The narrative itself without the aspects of Genre was more than enough to sustain my attention most of the way through. There may have been two or three places where I caught myself skipping ahead. If I were of the ilk of those in some forums I would write a two page analysis of what was wrong with one paragraph or sentence. It would be more likely that the fault lie in the reader who may have been trying to get an advanced look at where things were going.
It did not hurt that I'm a fan of Buffy the Vampire Slayer and that I kept trying to draw parallels to Portia and Buffy. But, this story has its own unique elements. I enjoyed the take on the Nephilim - the children of the sons of god and daughters of man. That they survived the flood and were hiding while assigning themselves as watchers over man. Elements of this part of the story bordered on a dystopic life for these watchers and once again - not a fan of dystopia novels. But it was Portia and her relationship to the ever present spirit of her lost love Imogen that catapulted me past those parts.

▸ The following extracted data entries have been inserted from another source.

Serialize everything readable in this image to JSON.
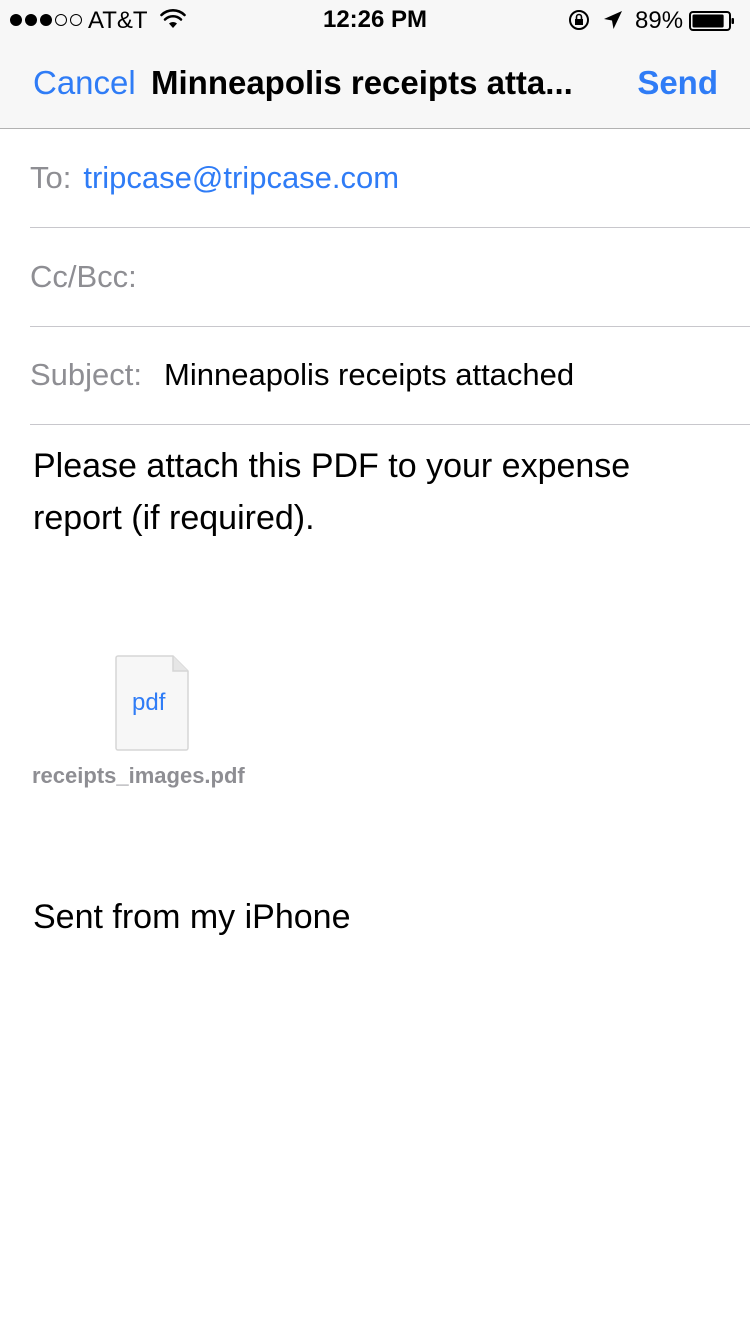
{
  "status_bar": {
    "carrier": "AT&T",
    "signal_bars_filled": 3,
    "signal_bars_total": 5,
    "time": "12:26 PM",
    "battery_percent": "89%",
    "battery_level": 0.89
  },
  "nav": {
    "cancel_label": "Cancel",
    "title": "Minneapolis receipts atta...",
    "send_label": "Send",
    "accent_color": "#2f7cf6"
  },
  "compose": {
    "to_label": "To:",
    "to_value": "tripcase@tripcase.com",
    "cc_label": "Cc/Bcc:",
    "subject_label": "Subject:",
    "subject_value": "Minneapolis receipts attached"
  },
  "body": {
    "text": "Please attach this PDF to your expense report (if required).",
    "signature": "Sent from my iPhone"
  },
  "attachment": {
    "type_label": "pdf",
    "filename": "receipts_images.pdf",
    "icon": "pdf-file-icon"
  }
}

Being new to the genre I hesitate to say that the first half of the novel does or doesn't seem to contain much that is new and unique. It was a good and sustainable read and when I reached the second half which I'll refer to as that more grisly half I think the style and voice of the author, Sara, comes shining through. We see her show us Portia at her most vulnerable moments having to grow and learn to trust that the strength and determination she's been trying to build within herself is not as distant from her as she thinks.
Overall for me Sara M. Harvey may have tipped the scale that's been balancing me away from getting immersed in Steampunk. Way to go; as if I don't have enough to read already.